Caveat emptor: this book promises much more than it delivers. Thompson,
a one-time banker turned journalist, tackles the “fraudsters” by
presenting a series of chapter-length vignettes of recent fraud in
Canada. There are details of “boiler room” sales of penny stocks to
gullible rural Canadians, gemstone swindles, crooked investment dealers,
and deceptive grain traders. With uncanny bad luck, Thompson went to
press just as the Bre–X scandal was breaking, and so the leading fraud
of the year—perhaps of the decade—goes unmentioned. What we in fact
get is the warmed-over retelling of frauds that have already been well
reported in the daily press, with little addition of a broader, more
analytical perspective. Despite its title, there is little global
context here, no sense of the forces—the electronic globalization of
finance, the emergence of derivatives, changes in the regulatory
climate, and so on—that make investment fraud possible. There is no
historical perspective, no sense that Canadians have long been victims
of greed merchants who play on a belief that Canada is a land of easy
mineral wealth. A brief introduction and a very cursory conclusion
provide only superficial analysis of present trends. A forensic
psychiatrist at the Clark Institute in Toronto, for instance, reveals to
us that fraudsters do what they do because they are “greedy.”

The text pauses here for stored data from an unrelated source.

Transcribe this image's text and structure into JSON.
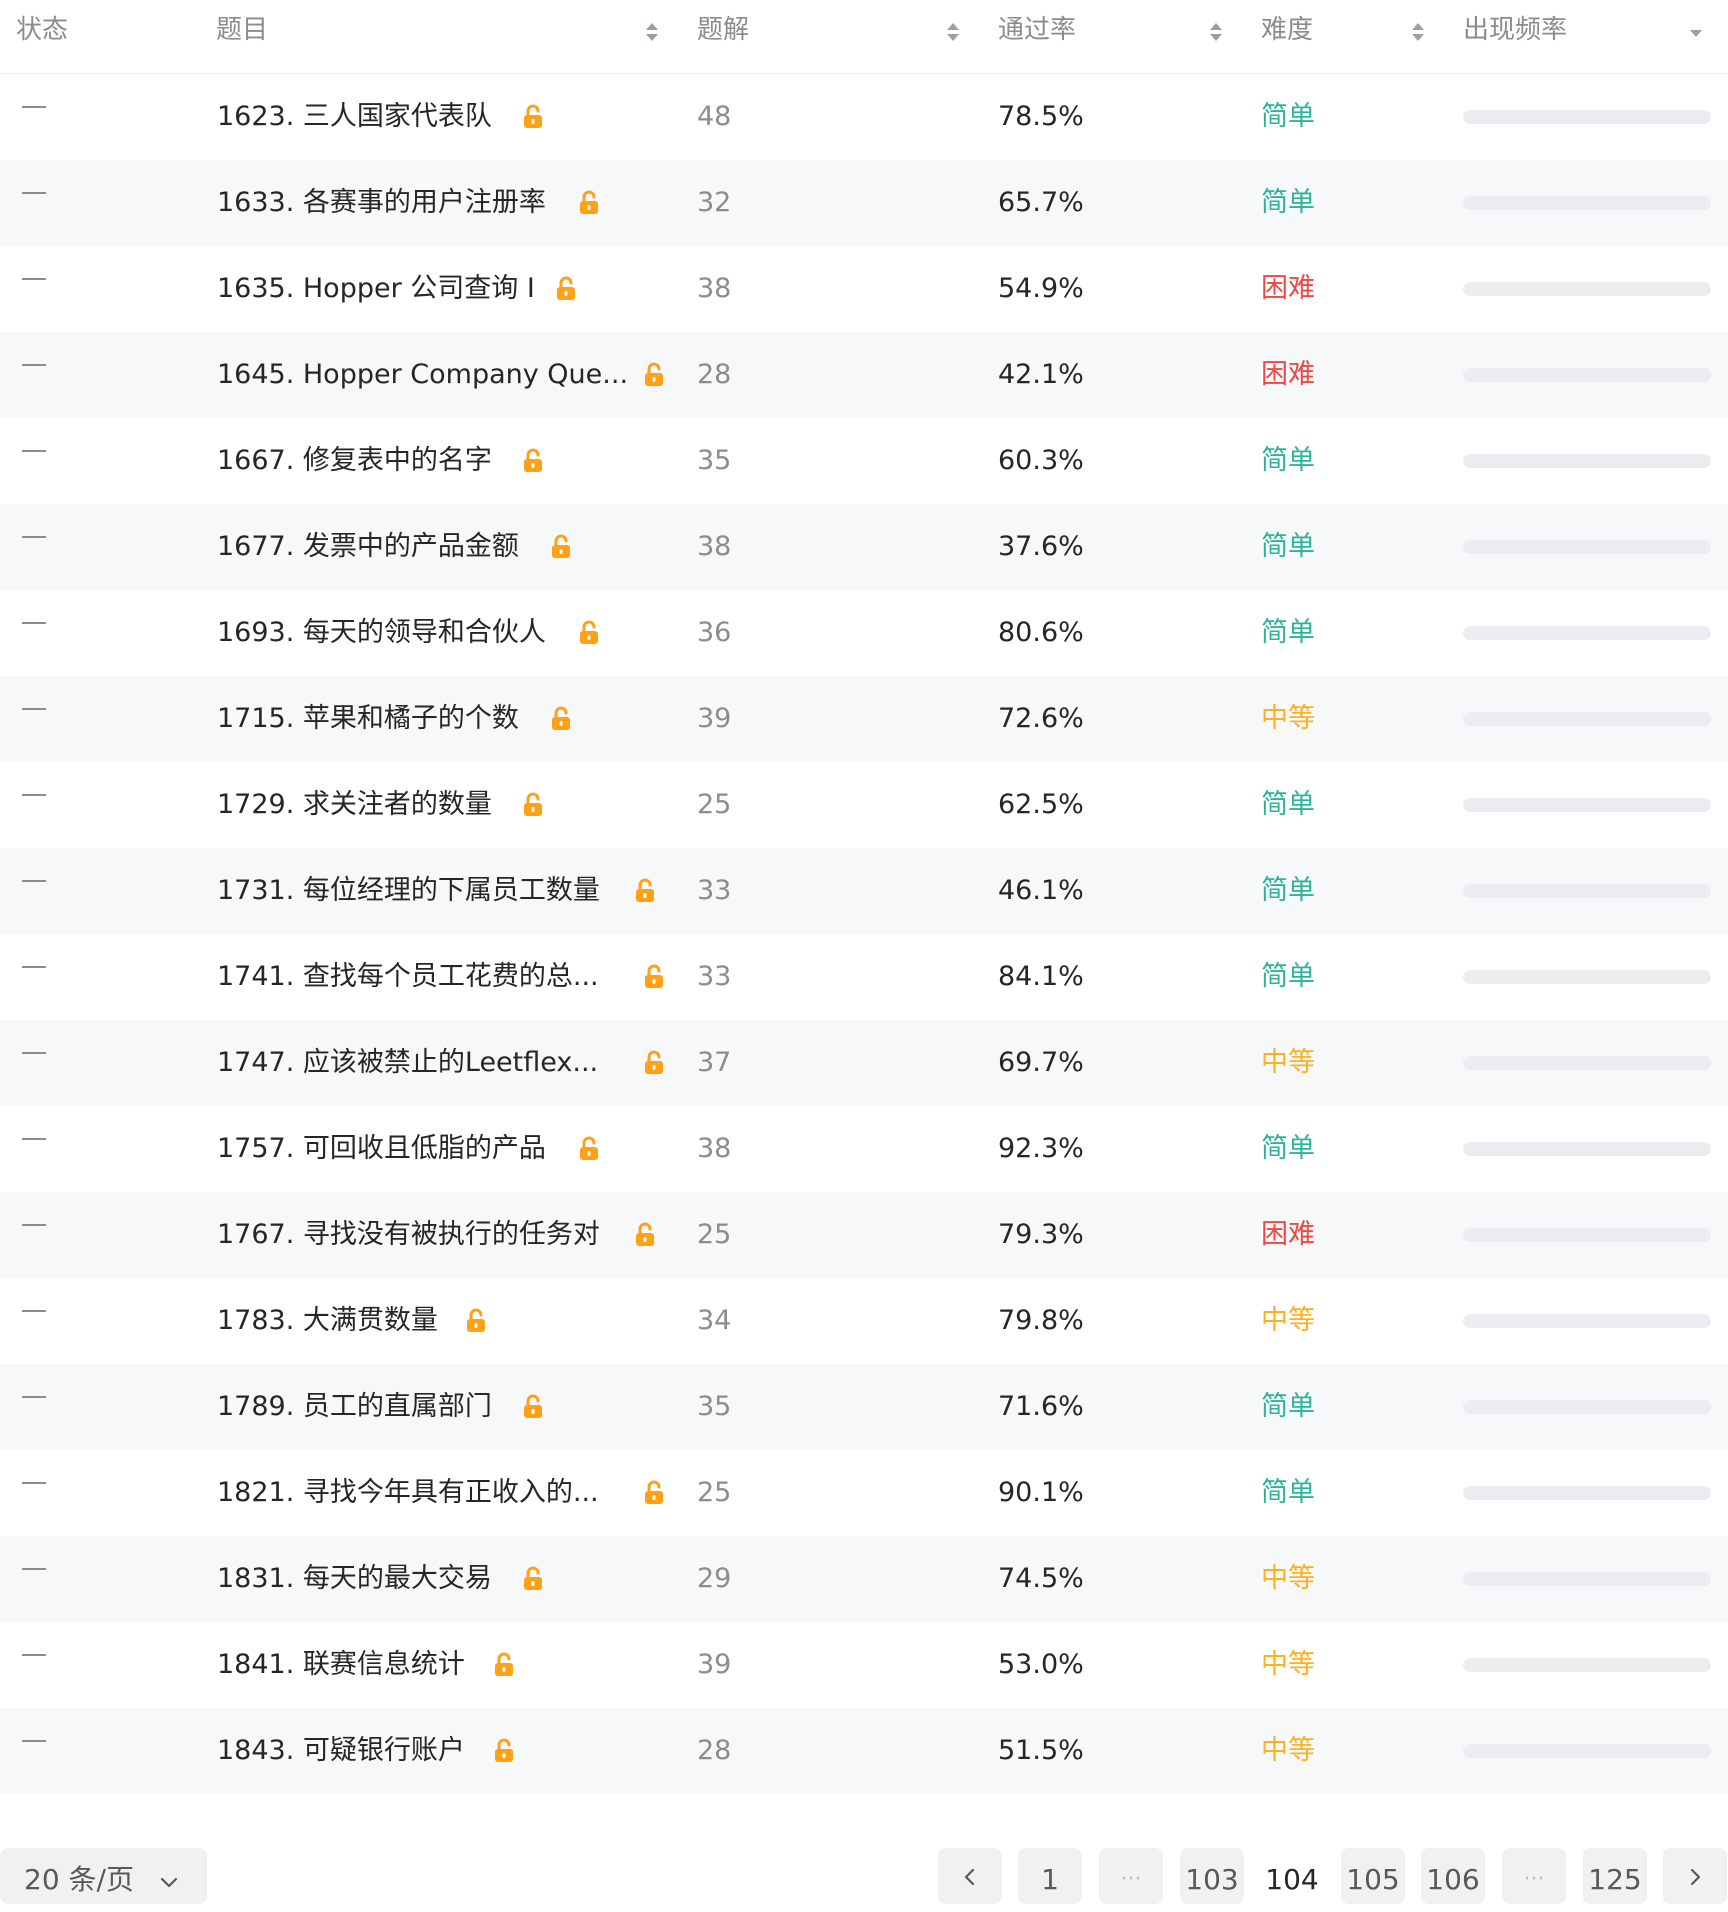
{
  "header": {
    "status": "状态",
    "title": "题目",
    "solutions": "题解",
    "acceptance": "通过率",
    "difficulty": "难度",
    "frequency": "出现频率"
  },
  "colors": {
    "easy": "#2db59a",
    "medium": "#ffb020",
    "hard": "#ef4743",
    "lock": "#ffa116"
  },
  "rows": [
    {
      "title": "1623. 三人国家代表队",
      "solutions": "48",
      "acceptance": "78.5%",
      "difficulty": "简单",
      "level": "easy"
    },
    {
      "title": "1633. 各赛事的用户注册率",
      "solutions": "32",
      "acceptance": "65.7%",
      "difficulty": "简单",
      "level": "easy"
    },
    {
      "title": "1635. Hopper 公司查询 I",
      "solutions": "38",
      "acceptance": "54.9%",
      "difficulty": "困难",
      "level": "hard"
    },
    {
      "title": "1645. Hopper Company Que...",
      "solutions": "28",
      "acceptance": "42.1%",
      "difficulty": "困难",
      "level": "hard"
    },
    {
      "title": "1667. 修复表中的名字",
      "solutions": "35",
      "acceptance": "60.3%",
      "difficulty": "简单",
      "level": "easy"
    },
    {
      "title": "1677. 发票中的产品金额",
      "solutions": "38",
      "acceptance": "37.6%",
      "difficulty": "简单",
      "level": "easy"
    },
    {
      "title": "1693. 每天的领导和合伙人",
      "solutions": "36",
      "acceptance": "80.6%",
      "difficulty": "简单",
      "level": "easy"
    },
    {
      "title": "1715. 苹果和橘子的个数",
      "solutions": "39",
      "acceptance": "72.6%",
      "difficulty": "中等",
      "level": "medium"
    },
    {
      "title": "1729. 求关注者的数量",
      "solutions": "25",
      "acceptance": "62.5%",
      "difficulty": "简单",
      "level": "easy"
    },
    {
      "title": "1731. 每位经理的下属员工数量",
      "solutions": "33",
      "acceptance": "46.1%",
      "difficulty": "简单",
      "level": "easy"
    },
    {
      "title": "1741. 查找每个员工花费的总...",
      "solutions": "33",
      "acceptance": "84.1%",
      "difficulty": "简单",
      "level": "easy"
    },
    {
      "title": "1747. 应该被禁止的Leetflex...",
      "solutions": "37",
      "acceptance": "69.7%",
      "difficulty": "中等",
      "level": "medium"
    },
    {
      "title": "1757. 可回收且低脂的产品",
      "solutions": "38",
      "acceptance": "92.3%",
      "difficulty": "简单",
      "level": "easy"
    },
    {
      "title": "1767. 寻找没有被执行的任务对",
      "solutions": "25",
      "acceptance": "79.3%",
      "difficulty": "困难",
      "level": "hard"
    },
    {
      "title": "1783. 大满贯数量",
      "solutions": "34",
      "acceptance": "79.8%",
      "difficulty": "中等",
      "level": "medium"
    },
    {
      "title": "1789. 员工的直属部门",
      "solutions": "35",
      "acceptance": "71.6%",
      "difficulty": "简单",
      "level": "easy"
    },
    {
      "title": "1821. 寻找今年具有正收入的...",
      "solutions": "25",
      "acceptance": "90.1%",
      "difficulty": "简单",
      "level": "easy"
    },
    {
      "title": "1831. 每天的最大交易",
      "solutions": "29",
      "acceptance": "74.5%",
      "difficulty": "中等",
      "level": "medium"
    },
    {
      "title": "1841. 联赛信息统计",
      "solutions": "39",
      "acceptance": "53.0%",
      "difficulty": "中等",
      "level": "medium"
    },
    {
      "title": "1843. 可疑银行账户",
      "solutions": "28",
      "acceptance": "51.5%",
      "difficulty": "中等",
      "level": "medium"
    }
  ],
  "pagination": {
    "page_size": "20 条/页",
    "pages": [
      "1",
      "···",
      "103",
      "104",
      "105",
      "106",
      "···",
      "125"
    ],
    "current": "104"
  }
}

Thompson makes some familiar suggestions—for instance, ending the
provincial mish-mash of investment industry regulation—that might curb
future fraud. She also gives us a list of securities commission
telephone numbers for those who suspect they are being fleeced. There
is, however, more substance and reflection in the daily financial press
than in these pages. Nor does the writing elevate the content; it is
prosaic and prone to the regurgitation of long quotations. The term
“unsuspecting” may therefore be applied to readers with equal
relevance as to investors.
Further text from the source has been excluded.